948) L. no 2014-366, 24 mars 2014.
949) D. no 2015-999, 17 août 2015, relatif aux procédures judiciaires applicables aux copropriétés en difficulté.
950) CCH, art. L. 711-2, II, 2o : Figurent au registre « si le syndicat fait l’objet d’une procédure prévue aux articles 29-1A ou 29-1 de la loi no 65-557 du 10 juillet 1965 fixant le statut de la copropriété des immeubles bâtis ou à l’article L. 651-6 du présent code ».
951) CCH, art. L. 615-1, IV.
952) Désignée sous la dénomination « ARC » dont le siège est : 7, rue de Thionville, 75019 Paris.
953) D. no 67-223, 17 mars 1967, art. 61-4.
954) Disposition introduite par la loi no 2017-86 du 27 janvier 2017.

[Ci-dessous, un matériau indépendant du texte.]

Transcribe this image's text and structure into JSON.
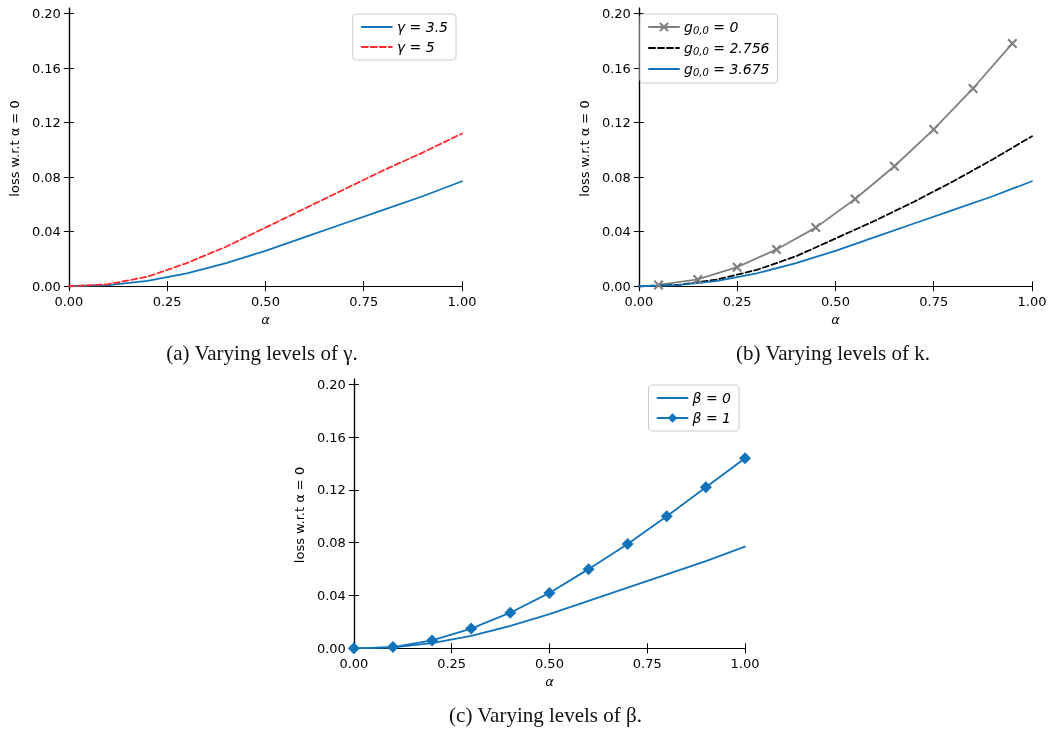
{
  "chart_data": [
    {
      "type": "line",
      "xlabel": "α",
      "ylabel": "loss w.r.t α = 0",
      "annotations": [
        "(a) Varying levels of γ."
      ],
      "xlim": [
        0,
        1
      ],
      "ylim": [
        -0.002,
        0.204
      ],
      "xticks": [
        {
          "value": 0,
          "label": "0.00"
        },
        {
          "value": 0.25,
          "label": "0.25"
        },
        {
          "value": 0.5,
          "label": "0.50"
        },
        {
          "value": 0.75,
          "label": "0.75"
        },
        {
          "value": 1,
          "label": "1.00"
        }
      ],
      "yticks": [
        {
          "value": 0,
          "label": "0.00"
        },
        {
          "value": 0.04,
          "label": "0.04"
        },
        {
          "value": 0.08,
          "label": "0.08"
        },
        {
          "value": 0.12,
          "label": "0.12"
        },
        {
          "value": 0.16,
          "label": "0.16"
        },
        {
          "value": 0.2,
          "label": "0.20"
        }
      ],
      "grid": false,
      "legend": "top right",
      "series": [
        {
          "name": "γ = 3.5",
          "color": "#1173b9",
          "line_style": "solid",
          "marker": "none",
          "x": [
            0,
            0.1,
            0.2,
            0.3,
            0.4,
            0.5,
            0.6,
            0.7,
            0.8,
            0.9,
            1.0
          ],
          "values": [
            0,
            0.0008,
            0.004,
            0.0095,
            0.017,
            0.026,
            0.036,
            0.046,
            0.056,
            0.066,
            0.077
          ]
        },
        {
          "name": "γ = 5",
          "color": "#ff2a2a",
          "line_style": "dashed",
          "marker": "none",
          "x": [
            0,
            0.1,
            0.2,
            0.3,
            0.4,
            0.5,
            0.6,
            0.7,
            0.8,
            0.9,
            1.0
          ],
          "values": [
            0,
            0.0015,
            0.007,
            0.017,
            0.029,
            0.043,
            0.057,
            0.071,
            0.085,
            0.098,
            0.112
          ]
        }
      ]
    },
    {
      "type": "line",
      "xlabel": "α",
      "ylabel": "loss w.r.t α = 0",
      "annotations": [
        "(b) Varying levels of k."
      ],
      "xlim": [
        0,
        1
      ],
      "ylim": [
        -0.002,
        0.204
      ],
      "xticks": [
        {
          "value": 0,
          "label": "0.00"
        },
        {
          "value": 0.25,
          "label": "0.25"
        },
        {
          "value": 0.5,
          "label": "0.50"
        },
        {
          "value": 0.75,
          "label": "0.75"
        },
        {
          "value": 1,
          "label": "1.00"
        }
      ],
      "yticks": [
        {
          "value": 0,
          "label": "0.00"
        },
        {
          "value": 0.04,
          "label": "0.04"
        },
        {
          "value": 0.08,
          "label": "0.08"
        },
        {
          "value": 0.12,
          "label": "0.12"
        },
        {
          "value": 0.16,
          "label": "0.16"
        },
        {
          "value": 0.2,
          "label": "0.20"
        }
      ],
      "grid": false,
      "legend": "top left",
      "series": [
        {
          "name": "g$_{0,0}$ = 0",
          "color": "#808080",
          "line_style": "solid",
          "marker": "cross",
          "x": [
            0.05,
            0.15,
            0.25,
            0.35,
            0.45,
            0.55,
            0.65,
            0.75,
            0.85,
            0.95
          ],
          "values": [
            0.001,
            0.005,
            0.014,
            0.027,
            0.043,
            0.064,
            0.088,
            0.115,
            0.145,
            0.178
          ]
        },
        {
          "name": "g$_{0,0}$ = 2.756",
          "color": "#000000",
          "line_style": "dashed",
          "marker": "none",
          "x": [
            0,
            0.1,
            0.2,
            0.3,
            0.4,
            0.5,
            0.6,
            0.7,
            0.8,
            0.9,
            1.0
          ],
          "values": [
            0,
            0.001,
            0.005,
            0.012,
            0.022,
            0.035,
            0.048,
            0.062,
            0.077,
            0.093,
            0.11
          ]
        },
        {
          "name": "g$_{0,0}$ = 3.675",
          "color": "#1173b9",
          "line_style": "solid",
          "marker": "none",
          "x": [
            0,
            0.1,
            0.2,
            0.3,
            0.4,
            0.5,
            0.6,
            0.7,
            0.8,
            0.9,
            1.0
          ],
          "values": [
            0,
            0.0008,
            0.004,
            0.0095,
            0.017,
            0.026,
            0.036,
            0.046,
            0.056,
            0.066,
            0.077
          ]
        }
      ]
    },
    {
      "type": "line",
      "xlabel": "α",
      "ylabel": "loss w.r.t α = 0",
      "annotations": [
        "(c) Varying levels of β."
      ],
      "xlim": [
        0,
        1
      ],
      "ylim": [
        -0.002,
        0.204
      ],
      "xticks": [
        {
          "value": 0,
          "label": "0.00"
        },
        {
          "value": 0.25,
          "label": "0.25"
        },
        {
          "value": 0.5,
          "label": "0.50"
        },
        {
          "value": 0.75,
          "label": "0.75"
        },
        {
          "value": 1,
          "label": "1.00"
        }
      ],
      "yticks": [
        {
          "value": 0,
          "label": "0.00"
        },
        {
          "value": 0.04,
          "label": "0.04"
        },
        {
          "value": 0.08,
          "label": "0.08"
        },
        {
          "value": 0.12,
          "label": "0.12"
        },
        {
          "value": 0.16,
          "label": "0.16"
        },
        {
          "value": 0.2,
          "label": "0.20"
        }
      ],
      "grid": false,
      "legend": "top right",
      "series": [
        {
          "name": "β = 0",
          "color": "#1173b9",
          "line_style": "solid",
          "marker": "none",
          "x": [
            0,
            0.1,
            0.2,
            0.3,
            0.4,
            0.5,
            0.6,
            0.7,
            0.8,
            0.9,
            1.0
          ],
          "values": [
            0,
            0.0008,
            0.004,
            0.0095,
            0.017,
            0.026,
            0.036,
            0.046,
            0.056,
            0.066,
            0.077
          ]
        },
        {
          "name": "β = 1",
          "color": "#1173b9",
          "line_style": "solid",
          "marker": "diamond",
          "x": [
            0,
            0.1,
            0.2,
            0.3,
            0.4,
            0.5,
            0.6,
            0.7,
            0.8,
            0.9,
            1.0
          ],
          "values": [
            0,
            0.001,
            0.006,
            0.015,
            0.027,
            0.042,
            0.06,
            0.079,
            0.1,
            0.122,
            0.144
          ]
        }
      ]
    }
  ]
}
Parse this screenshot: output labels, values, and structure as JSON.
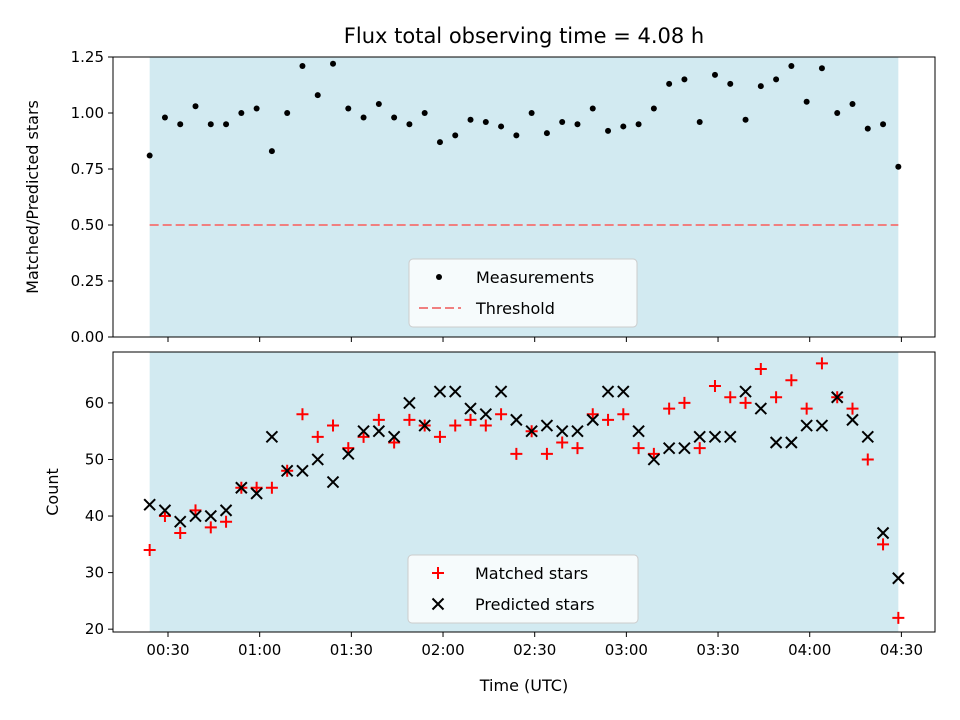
{
  "chart_data": {
    "title": "Flux total observing time = 4.08 h",
    "xlabel": "Time (UTC)",
    "x_unit": "minutes after 00:00 UTC",
    "x_ticks": [
      "00:30",
      "01:00",
      "01:30",
      "02:00",
      "02:30",
      "03:00",
      "03:30",
      "04:00",
      "04:30"
    ],
    "x_tick_values": [
      30,
      60,
      90,
      120,
      150,
      180,
      210,
      240,
      270
    ],
    "xlim": [
      12,
      281
    ],
    "observing_window": [
      24,
      269
    ],
    "observing_window_color": "#add8e6",
    "x": [
      24,
      29,
      34,
      39,
      44,
      49,
      54,
      59,
      64,
      69,
      74,
      79,
      84,
      89,
      94,
      99,
      104,
      109,
      114,
      119,
      124,
      129,
      134,
      139,
      144,
      149,
      154,
      159,
      164,
      169,
      174,
      179,
      184,
      189,
      194,
      199,
      204,
      209,
      214,
      219,
      224,
      229,
      234,
      239,
      244,
      249,
      254,
      259,
      264,
      269
    ],
    "top": {
      "type": "scatter",
      "ylabel": "Matched/Predicted stars",
      "ylim": [
        0,
        1.25
      ],
      "y_ticks": [
        "0.00",
        "0.25",
        "0.50",
        "0.75",
        "1.00",
        "1.25"
      ],
      "y_tick_values": [
        0,
        0.25,
        0.5,
        0.75,
        1.0,
        1.25
      ],
      "threshold": 0.5,
      "threshold_color": "#f08080",
      "series": [
        {
          "name": "Measurements",
          "color": "#000000",
          "values": [
            0.81,
            0.98,
            0.95,
            1.03,
            0.95,
            0.95,
            1.0,
            1.02,
            0.83,
            1.0,
            1.21,
            1.08,
            1.22,
            1.02,
            0.98,
            1.04,
            0.98,
            0.95,
            1.0,
            0.87,
            0.9,
            0.97,
            0.96,
            0.94,
            0.9,
            1.0,
            0.91,
            0.96,
            0.95,
            1.02,
            0.92,
            0.94,
            0.95,
            1.02,
            1.13,
            1.15,
            0.96,
            1.17,
            1.13,
            0.97,
            1.12,
            1.15,
            1.21,
            1.05,
            1.2,
            1.0,
            1.04,
            0.93,
            0.95,
            0.76
          ]
        }
      ],
      "legend": [
        "Measurements",
        "Threshold"
      ]
    },
    "bottom": {
      "type": "scatter",
      "ylabel": "Count",
      "ylim": [
        19.5,
        69
      ],
      "y_ticks": [
        "20",
        "30",
        "40",
        "50",
        "60"
      ],
      "y_tick_values": [
        20,
        30,
        40,
        50,
        60
      ],
      "series": [
        {
          "name": "Matched stars",
          "marker": "+",
          "color": "#ff0000",
          "values": [
            34,
            40,
            37,
            41,
            38,
            39,
            45,
            45,
            45,
            48,
            58,
            54,
            56,
            52,
            54,
            57,
            53,
            57,
            56,
            54,
            56,
            57,
            56,
            58,
            51,
            55,
            51,
            53,
            52,
            58,
            57,
            58,
            52,
            51,
            59,
            60,
            52,
            63,
            61,
            60,
            66,
            61,
            64,
            59,
            67,
            61,
            59,
            50,
            35,
            22
          ]
        },
        {
          "name": "Predicted stars",
          "marker": "x",
          "color": "#000000",
          "values": [
            42,
            41,
            39,
            40,
            40,
            41,
            45,
            44,
            54,
            48,
            48,
            50,
            46,
            51,
            55,
            55,
            54,
            60,
            56,
            62,
            62,
            59,
            58,
            62,
            57,
            55,
            56,
            55,
            55,
            57,
            62,
            62,
            55,
            50,
            52,
            52,
            54,
            54,
            54,
            62,
            59,
            53,
            53,
            56,
            56,
            61,
            57,
            54,
            37,
            29
          ]
        }
      ],
      "legend": [
        "Matched stars",
        "Predicted stars"
      ]
    }
  }
}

955) Expérience d’au moins trois ans dans la gestion d’une copropriété et un diplôme de master 2 attestant de compétence en droit civil, comptabilité et construction ou gestion immobilière. D. no 2015-999, 17 août 2015, créant un article 61-1-2 au décret du 17 mars 1967.
956) L. 10 juill. 1965, art. 29-1-B.
957) D. no 67-223, 17 mars 1967.
958) JCl. Copropriété, Fasc. 254, Relation du notaire avec les organes de la copropriété. – Copropriété en difficulté, no 15, par J. Lafond.
959) Cass. 3e civ., 23 janv. 2013, no 09-13.898.
960) L. no 2014-366, 24 mars 2014.
961) D. no 67-223, 17 mars 1967, art. 61-1-3.
962) D. no 67-223, 17 mars 1967, art. 62-18.
963) L. 10 juill. 1965, art. 29-9.
964) Il semble que l’intervention de l’Agence foncière et technique de la région parisienne (AFTRP) à Grigny (Essonne) soit un échec mal vécu par les copropriétaires (Le Parisien 1er mars 2006). Plus mitigée l’intervention de la même agence à Montfermeil dans le quartier des Bosquets.
965) Notamment par l’intermédiaire de l’Agence nationale pour la rénovation urbaine (Anru).
966) L. no 2007-290, 5 mars 2007, instituant le droit au logement opposable.
967) C. Bénasse, Les copropriétés très dégradées : la loi Alur n’apporte qu’une réponse partielle : JCP N 2014, no 20, act. 603.